So too was it at Bruges. When the news of the disaster reached them, the women went into hysterics and the men lost their heads, and in less than the twinkling of an eye, the lilies of France, run up by their own hands, were proudly floating over the belfry.
In spite of their pusillanimity, the reckoning which the burghers had to pay was a sufficiently onerous one: humiliation unspeakable, the city fathers on their knees suing for mercy in the dust of the Maele road, and worse—the charter of their liberties cancelled, their ramparts broken down, and a fine so heavy that they were never able to pay it; and worse still—not a few of their leading citizens, men of substance and renown, tortured to death, and all their wealth confiscated.
Amongst these note Lambert Bowine, captain of the Franc, and Willem de Deken, town burgomaster. His fate was the cruellest of all. He had fled to Brabant in the hope that the burghers there would protect him, but they showed themselves as craven as their fellows in Flanders. They handed him over to the French King, and poor Deken was carried to Paris, where he was mutilated, pilloried, put on the wheel, taken off again for fear he should die too soon, and bleeding, broken, in pitiable plight, but still alive, set in gaol till the morrow, when he was torn to pieces by wild horses. They gathered up the fragments of his poor mangled body and hung them on the great gibbet of Mont Faucen, by way of object lesson for the citizens of the capital.

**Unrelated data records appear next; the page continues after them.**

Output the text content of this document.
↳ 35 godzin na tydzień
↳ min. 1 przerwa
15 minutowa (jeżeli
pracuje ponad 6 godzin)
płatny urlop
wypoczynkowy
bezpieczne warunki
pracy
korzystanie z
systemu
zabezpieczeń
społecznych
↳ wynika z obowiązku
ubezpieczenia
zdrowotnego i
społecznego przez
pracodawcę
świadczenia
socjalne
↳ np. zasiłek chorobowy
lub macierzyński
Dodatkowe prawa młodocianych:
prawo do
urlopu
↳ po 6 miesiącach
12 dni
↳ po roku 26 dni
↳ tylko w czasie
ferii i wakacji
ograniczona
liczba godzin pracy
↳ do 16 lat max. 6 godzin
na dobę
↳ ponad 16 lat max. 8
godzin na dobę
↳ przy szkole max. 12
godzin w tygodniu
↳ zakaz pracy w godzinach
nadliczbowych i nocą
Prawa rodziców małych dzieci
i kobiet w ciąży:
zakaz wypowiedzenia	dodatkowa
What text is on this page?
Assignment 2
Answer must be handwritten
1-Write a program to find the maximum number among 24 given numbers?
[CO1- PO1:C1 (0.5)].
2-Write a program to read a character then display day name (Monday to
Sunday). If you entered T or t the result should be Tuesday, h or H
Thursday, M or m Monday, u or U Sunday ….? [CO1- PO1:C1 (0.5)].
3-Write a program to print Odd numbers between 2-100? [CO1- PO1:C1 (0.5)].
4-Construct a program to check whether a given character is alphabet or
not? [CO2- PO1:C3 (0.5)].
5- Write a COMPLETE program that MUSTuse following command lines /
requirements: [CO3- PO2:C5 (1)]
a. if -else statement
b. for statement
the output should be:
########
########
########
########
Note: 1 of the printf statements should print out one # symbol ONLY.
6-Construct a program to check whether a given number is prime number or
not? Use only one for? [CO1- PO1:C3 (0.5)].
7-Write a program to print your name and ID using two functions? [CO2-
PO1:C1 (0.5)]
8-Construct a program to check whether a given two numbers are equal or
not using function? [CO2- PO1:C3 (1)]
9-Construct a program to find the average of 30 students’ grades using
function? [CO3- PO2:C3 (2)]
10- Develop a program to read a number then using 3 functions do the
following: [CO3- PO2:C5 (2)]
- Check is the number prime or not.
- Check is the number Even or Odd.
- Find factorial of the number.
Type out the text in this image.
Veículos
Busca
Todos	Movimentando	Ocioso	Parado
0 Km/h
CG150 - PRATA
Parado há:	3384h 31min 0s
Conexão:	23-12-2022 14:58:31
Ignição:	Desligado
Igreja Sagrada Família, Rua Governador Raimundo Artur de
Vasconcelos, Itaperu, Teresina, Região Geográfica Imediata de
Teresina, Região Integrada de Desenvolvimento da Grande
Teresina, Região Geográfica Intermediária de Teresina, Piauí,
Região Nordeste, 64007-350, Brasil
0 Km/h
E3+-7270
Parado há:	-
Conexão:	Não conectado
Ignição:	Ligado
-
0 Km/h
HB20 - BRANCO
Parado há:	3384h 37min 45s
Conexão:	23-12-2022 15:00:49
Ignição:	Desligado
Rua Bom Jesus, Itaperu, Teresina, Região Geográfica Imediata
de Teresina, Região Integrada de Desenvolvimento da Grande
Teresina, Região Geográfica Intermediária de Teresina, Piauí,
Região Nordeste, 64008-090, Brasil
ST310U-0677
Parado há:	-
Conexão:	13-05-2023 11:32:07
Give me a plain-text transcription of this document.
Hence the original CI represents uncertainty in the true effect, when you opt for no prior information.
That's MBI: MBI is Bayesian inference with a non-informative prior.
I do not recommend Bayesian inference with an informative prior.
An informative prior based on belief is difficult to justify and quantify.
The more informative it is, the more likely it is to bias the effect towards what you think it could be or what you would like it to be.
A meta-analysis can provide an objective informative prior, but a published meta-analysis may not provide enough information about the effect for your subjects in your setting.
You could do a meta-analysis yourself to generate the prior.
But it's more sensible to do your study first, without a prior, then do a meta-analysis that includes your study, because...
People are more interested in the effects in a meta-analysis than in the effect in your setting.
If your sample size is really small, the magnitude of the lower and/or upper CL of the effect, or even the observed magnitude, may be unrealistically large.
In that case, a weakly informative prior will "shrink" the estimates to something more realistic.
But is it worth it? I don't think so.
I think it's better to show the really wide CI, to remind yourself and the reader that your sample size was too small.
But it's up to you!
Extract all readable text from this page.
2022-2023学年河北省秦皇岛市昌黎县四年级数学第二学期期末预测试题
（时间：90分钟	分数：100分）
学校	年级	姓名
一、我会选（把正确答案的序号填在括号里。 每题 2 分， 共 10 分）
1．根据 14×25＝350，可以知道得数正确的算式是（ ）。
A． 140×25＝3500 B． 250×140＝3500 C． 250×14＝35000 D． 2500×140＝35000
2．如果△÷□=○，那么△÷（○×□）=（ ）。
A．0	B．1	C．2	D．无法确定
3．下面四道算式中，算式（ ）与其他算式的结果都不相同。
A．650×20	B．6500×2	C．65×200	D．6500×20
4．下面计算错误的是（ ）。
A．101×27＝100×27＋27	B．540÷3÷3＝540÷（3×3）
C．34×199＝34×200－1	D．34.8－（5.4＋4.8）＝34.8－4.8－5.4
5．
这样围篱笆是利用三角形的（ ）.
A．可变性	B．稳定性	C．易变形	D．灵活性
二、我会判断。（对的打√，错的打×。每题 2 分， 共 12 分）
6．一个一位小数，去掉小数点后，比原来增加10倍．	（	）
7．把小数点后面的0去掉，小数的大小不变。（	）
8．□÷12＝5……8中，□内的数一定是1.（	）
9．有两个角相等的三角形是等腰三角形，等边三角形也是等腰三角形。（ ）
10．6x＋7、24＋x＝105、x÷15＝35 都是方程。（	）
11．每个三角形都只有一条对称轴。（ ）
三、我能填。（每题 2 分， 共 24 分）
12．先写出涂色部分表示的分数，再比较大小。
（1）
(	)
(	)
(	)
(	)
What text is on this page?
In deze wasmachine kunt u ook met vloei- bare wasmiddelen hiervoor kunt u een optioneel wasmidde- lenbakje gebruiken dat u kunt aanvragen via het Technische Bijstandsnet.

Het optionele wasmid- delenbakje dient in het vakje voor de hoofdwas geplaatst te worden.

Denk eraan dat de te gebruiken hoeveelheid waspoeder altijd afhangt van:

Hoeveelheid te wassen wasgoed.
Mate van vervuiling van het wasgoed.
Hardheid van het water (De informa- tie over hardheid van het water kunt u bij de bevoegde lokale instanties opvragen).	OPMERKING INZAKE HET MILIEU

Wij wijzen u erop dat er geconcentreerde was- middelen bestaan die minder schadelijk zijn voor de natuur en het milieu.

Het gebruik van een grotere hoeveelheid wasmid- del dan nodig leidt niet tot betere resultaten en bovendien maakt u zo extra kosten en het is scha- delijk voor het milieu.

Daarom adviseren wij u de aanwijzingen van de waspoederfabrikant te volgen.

These items made up the sum-total of the burghers’ bill of costs, and it was the same all over the country. Not a town save Ghent preserved its liberties intact, and even beloved Ghent saw not a few of her burghers driven into exile. In less than three months ten thousand Flemings were done to death.
The Abbot of St. Martin’s at Tournai explains how this came about. ‘Louis’s keen appetite for gold,’ he says, ‘increased in a marvellous manner his suspicions, and consequently the number of his victims. And the most galling part of it was that all this untarnished gold was squandered on harlots and on favourites, men too of mean estate some of them. His lackeys, his grooms, and even his barber were at Bruges installed in palaces which had once been the homes of honourable burghers.’ The city archives bear witness to it.
At last, after long years of waiting, salvation came from England, at first indirectly, and afterwards through the active co-operation of Edward III. with the communes of Flanders.
Of course England acted from self-interest. She had no more love for the down-trodden burghers of Flanders than they had for the comfortable yeomen on the other side of the channel; and even if her sympathy had been ever so great, she could not have raised a finger to help them unless she had been likewise impelled by some less ephemeral motive. Individuals may sometimes indulge in the luxury of pure benevolence; trustees, in justice to their clients, can rarely afford to do so. Occasionally the interests of the latter may go hand in hand with their own charitable inclinations, and then they may pose as philanthropists, and if the pit applaud their seeming generosity, so much the better.
In the case before us, however, no such protestations were made. The freedom of the Flemish communes was vital to the prosperity of England, and the motives which inspired the respective parties were avowedly motives of mutual accommodation. In those days the wool growers of the island kingdom had but one customer, the mammoth guilds of Flemish weavers, and they, in their turn, could nowhere find such famous wool as in the English market.
‘So fine was the breed of English sheep at this period,’ notes Green, ‘that the exportation of live rams for the improvement of foreign wool was forbidden by law, though a flock is said to have been smuggled out of the realm shortly after, and to have become the source of the famous merinos of Spain,’ and the magnitude of the wool trade between England and Flanders may be estimated from this fact. In a single year Edward received more than eighty thousand pounds from duties levied on wool alone.[30]
When, therefore, in the autumn of 1336, hostilities broke out between Edward III. and Philip of France, and Louis of Nevers, at the instigation of the latter, caused every Englishman in Flanders to be put under arrest, and Edward by way of reprisal forbade the exportation of English wool, all Flemish looms ceased work, and the towns were filled with misery. But the sheep-farmers of England suffered equally with the weavers of Bruges, and soon the English King was forced in the interests of his own subjects to attempt negotiations, first with Louis of Nevers, and when this failed, directly with the burghers.